Ich selber studierte während dieser Zeit in Hamburg Violine, und es ist mir unverständlich, dass Seibels Tätigkeit als Professor in besagtem Nachruf nicht einmal erwähnt wird. Immerhin studierten zu meiner Zeit unter anderem die Herren Michael Boder und Toshyuki Kamioka in seiner Klasse, um nur die inzwischen bekanntesten der damaligen Studenten zu nennen.

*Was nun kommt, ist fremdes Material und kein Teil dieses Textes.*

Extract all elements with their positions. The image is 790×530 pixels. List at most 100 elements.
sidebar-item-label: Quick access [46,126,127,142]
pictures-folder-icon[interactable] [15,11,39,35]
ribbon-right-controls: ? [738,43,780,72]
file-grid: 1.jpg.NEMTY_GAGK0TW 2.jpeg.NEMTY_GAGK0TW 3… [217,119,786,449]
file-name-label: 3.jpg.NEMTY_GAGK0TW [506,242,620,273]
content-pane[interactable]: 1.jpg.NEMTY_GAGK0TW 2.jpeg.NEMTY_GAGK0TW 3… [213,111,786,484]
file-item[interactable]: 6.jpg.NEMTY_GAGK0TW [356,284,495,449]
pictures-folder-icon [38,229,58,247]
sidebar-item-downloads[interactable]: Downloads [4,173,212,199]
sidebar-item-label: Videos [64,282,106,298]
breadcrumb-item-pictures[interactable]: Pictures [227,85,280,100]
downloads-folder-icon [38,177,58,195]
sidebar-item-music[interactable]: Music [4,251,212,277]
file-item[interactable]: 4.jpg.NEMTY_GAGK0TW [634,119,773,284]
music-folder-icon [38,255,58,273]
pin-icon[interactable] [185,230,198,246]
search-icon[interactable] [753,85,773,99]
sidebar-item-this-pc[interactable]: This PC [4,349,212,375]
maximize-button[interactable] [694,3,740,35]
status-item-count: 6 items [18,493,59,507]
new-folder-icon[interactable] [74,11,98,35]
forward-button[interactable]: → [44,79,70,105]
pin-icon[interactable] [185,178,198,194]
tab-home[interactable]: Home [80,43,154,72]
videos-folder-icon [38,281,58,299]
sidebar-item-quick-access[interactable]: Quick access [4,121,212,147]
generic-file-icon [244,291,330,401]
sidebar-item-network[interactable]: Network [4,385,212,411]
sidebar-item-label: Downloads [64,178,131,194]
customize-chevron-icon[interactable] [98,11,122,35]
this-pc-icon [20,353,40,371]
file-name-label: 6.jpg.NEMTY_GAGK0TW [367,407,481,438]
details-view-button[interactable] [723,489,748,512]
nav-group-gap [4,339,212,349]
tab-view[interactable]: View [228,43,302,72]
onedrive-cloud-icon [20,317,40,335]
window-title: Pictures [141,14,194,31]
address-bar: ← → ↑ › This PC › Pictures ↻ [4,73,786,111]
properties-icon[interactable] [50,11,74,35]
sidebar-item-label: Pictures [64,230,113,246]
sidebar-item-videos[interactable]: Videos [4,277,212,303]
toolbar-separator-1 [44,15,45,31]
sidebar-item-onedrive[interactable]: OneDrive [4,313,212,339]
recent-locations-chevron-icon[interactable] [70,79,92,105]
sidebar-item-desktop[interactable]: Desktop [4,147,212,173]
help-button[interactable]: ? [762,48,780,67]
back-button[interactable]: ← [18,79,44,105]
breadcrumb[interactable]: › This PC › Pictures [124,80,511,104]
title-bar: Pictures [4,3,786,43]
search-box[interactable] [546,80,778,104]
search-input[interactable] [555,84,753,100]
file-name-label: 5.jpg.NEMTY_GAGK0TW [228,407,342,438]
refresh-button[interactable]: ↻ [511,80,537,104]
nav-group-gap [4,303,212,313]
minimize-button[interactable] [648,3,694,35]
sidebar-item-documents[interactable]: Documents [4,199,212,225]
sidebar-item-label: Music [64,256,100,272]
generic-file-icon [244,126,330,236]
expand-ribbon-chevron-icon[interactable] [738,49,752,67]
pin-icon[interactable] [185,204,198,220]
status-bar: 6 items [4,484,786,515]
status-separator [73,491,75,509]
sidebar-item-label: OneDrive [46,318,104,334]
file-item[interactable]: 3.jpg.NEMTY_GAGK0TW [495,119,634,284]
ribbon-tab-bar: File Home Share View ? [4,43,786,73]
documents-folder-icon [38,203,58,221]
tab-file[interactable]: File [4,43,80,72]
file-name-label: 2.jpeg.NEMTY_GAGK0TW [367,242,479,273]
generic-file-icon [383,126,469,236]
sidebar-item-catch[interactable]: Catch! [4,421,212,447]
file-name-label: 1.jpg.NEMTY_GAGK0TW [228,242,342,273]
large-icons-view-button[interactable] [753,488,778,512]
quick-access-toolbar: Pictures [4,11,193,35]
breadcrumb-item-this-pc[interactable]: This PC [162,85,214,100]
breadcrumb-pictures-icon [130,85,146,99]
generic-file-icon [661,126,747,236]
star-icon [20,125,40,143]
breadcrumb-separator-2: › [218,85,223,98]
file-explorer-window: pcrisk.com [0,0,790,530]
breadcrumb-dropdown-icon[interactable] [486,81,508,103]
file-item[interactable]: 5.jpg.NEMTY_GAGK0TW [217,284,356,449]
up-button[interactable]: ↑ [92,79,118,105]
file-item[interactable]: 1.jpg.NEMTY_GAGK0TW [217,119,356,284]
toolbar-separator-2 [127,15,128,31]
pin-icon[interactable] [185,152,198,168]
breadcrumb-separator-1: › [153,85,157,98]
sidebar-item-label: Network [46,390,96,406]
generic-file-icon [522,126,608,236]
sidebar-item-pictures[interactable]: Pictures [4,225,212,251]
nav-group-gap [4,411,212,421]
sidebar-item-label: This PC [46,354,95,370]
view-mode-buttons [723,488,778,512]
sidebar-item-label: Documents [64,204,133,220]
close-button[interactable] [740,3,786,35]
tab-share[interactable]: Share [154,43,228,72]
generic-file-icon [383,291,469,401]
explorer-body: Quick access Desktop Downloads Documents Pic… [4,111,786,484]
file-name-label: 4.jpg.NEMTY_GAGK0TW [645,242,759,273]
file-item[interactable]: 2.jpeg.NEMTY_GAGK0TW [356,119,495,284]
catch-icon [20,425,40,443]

Allerdings prägte Seibel in dieser Zeit sicher nicht nur die Studenten seiner eigenen Klasse, er leitete auch das Hochschulorchester der HfMT. Ich persönlich habe seine Proben als Studentin sehr genossen, habe viel über das Orchesterspiel und die Musik, die wir spielten, gelernt. Insbesondere dann, wenn seine Studenten am Pult standen und Seibel seinen Unterricht vor dem ganzen Orchester abhielt. Er verfügte über ein äußerst präzises Gehör, es entging ihm selten etwas. Stets ging es um die authentische Wiedergabe der Musik, die Präzision im Zusammenspiel – also um die „Basics“, die zumindest damals selten genug an den Hochschulen gelehrt wurden. Überflüssige Showeffekte blieben dabei außen vor. Das Orchester wurde von ihm als Partner in der Arbeit respektiert.
Selbst wenn das Niveau sicher nicht immer optimal zu nennen war, hat er uns spüren lassen, dass ihm diese Tätigkeit, die Ausbildung junger Musiker, genauso wichtig war wie seine Arbeit mit professionellen Orchestern.
In meinem späteren Berufsleben habe ich stets erlebt, wie in den Profiorchestern geklagt wurde über mangelnde Orchestererfahrung der Studenten und über unzulängliche Ausbildung im Orchesterspiel an den Hochschulen. Auf Probespielen traf ich auf Mitbewerber, die in ihrer Studienzeit nur selten oder gar nicht im Orchester gespielt hatten. Ich selber habe mich jedoch niemals unzureichend auf den Beruf des Orchestermusikers vorbereitet gefühlt, dank dieser Orchesterarbeit mit Professor Klauspeter Seibel.